HAVING TRAINED AS AN OFFICER at Sandhust in the late 1930s, the author of these diaries was commissioned as a Lieutenant in the Royal Sussex Regiment in 1940. He went on to serve with distinction in North Africa, Italy and Greece, was promoted to the rank of Captain and was involved in some of the most famous military actions of World War Two, including the Battle of El Alamein and the first Battle of Monte Cassino.
Attached to 7th Battalion HQ of the 4th Indian Division, the author’s activities as a liaison officer routinely placed him in the line of fire in forward positions close to enemy lines, running the gauntlet of artillery barrages, mortar bombs and machine gun bullets as he went about his daily duties. He was lucky to survive on many occasions and lost many colleagues along the way.
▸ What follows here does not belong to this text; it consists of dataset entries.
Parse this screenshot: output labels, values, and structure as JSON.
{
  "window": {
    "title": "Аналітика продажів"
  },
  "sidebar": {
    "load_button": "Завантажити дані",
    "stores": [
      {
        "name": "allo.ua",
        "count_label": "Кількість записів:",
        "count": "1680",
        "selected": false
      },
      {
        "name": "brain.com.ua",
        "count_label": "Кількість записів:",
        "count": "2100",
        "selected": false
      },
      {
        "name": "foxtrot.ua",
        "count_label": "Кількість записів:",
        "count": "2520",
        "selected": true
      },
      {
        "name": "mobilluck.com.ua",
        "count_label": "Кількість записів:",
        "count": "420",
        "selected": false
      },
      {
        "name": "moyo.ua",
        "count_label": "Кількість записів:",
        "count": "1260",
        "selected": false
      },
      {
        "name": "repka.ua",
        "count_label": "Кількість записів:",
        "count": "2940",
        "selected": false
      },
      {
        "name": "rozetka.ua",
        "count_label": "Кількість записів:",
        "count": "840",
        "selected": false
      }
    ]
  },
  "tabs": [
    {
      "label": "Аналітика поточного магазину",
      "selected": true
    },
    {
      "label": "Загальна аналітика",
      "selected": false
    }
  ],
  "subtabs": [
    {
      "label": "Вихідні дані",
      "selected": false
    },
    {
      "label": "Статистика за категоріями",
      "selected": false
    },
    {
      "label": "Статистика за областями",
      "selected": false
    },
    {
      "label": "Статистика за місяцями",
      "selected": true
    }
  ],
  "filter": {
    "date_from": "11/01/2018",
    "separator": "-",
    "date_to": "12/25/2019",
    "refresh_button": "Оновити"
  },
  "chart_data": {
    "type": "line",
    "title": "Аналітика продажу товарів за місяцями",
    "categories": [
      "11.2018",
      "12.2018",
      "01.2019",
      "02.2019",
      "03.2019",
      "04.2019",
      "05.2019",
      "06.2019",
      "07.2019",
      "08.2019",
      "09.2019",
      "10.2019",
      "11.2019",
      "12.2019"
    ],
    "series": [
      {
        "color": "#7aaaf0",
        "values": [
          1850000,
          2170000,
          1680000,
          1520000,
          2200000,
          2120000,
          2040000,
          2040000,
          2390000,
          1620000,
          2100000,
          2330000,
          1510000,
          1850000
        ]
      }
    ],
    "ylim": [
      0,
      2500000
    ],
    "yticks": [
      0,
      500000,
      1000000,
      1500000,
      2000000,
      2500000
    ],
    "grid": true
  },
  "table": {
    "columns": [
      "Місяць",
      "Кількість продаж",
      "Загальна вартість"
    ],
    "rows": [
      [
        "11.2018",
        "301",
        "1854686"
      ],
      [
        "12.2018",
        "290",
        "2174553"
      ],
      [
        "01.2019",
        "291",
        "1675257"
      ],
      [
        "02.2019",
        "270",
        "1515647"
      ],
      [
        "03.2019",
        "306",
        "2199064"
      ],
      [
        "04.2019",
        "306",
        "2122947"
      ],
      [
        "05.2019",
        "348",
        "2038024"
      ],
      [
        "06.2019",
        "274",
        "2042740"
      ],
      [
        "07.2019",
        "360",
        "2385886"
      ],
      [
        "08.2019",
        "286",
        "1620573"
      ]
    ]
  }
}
His actions under fire at Monte Cassino would earn him a well-deserved Military Cross.
His war diary offers a unique perspective from the front lines of both the desert war in North Africa from Alamein to the fall of Tunis and the gruelling Italian campaign from Taranto to Perugia, after which the author was posted to Salonika in Greece to experience a different kind of warfare in the tense political situation that existed there at the time. Once again, he found himself in the firing line and his observations offer a perceptive insight into the events of the civil war in Greece as they unfolded.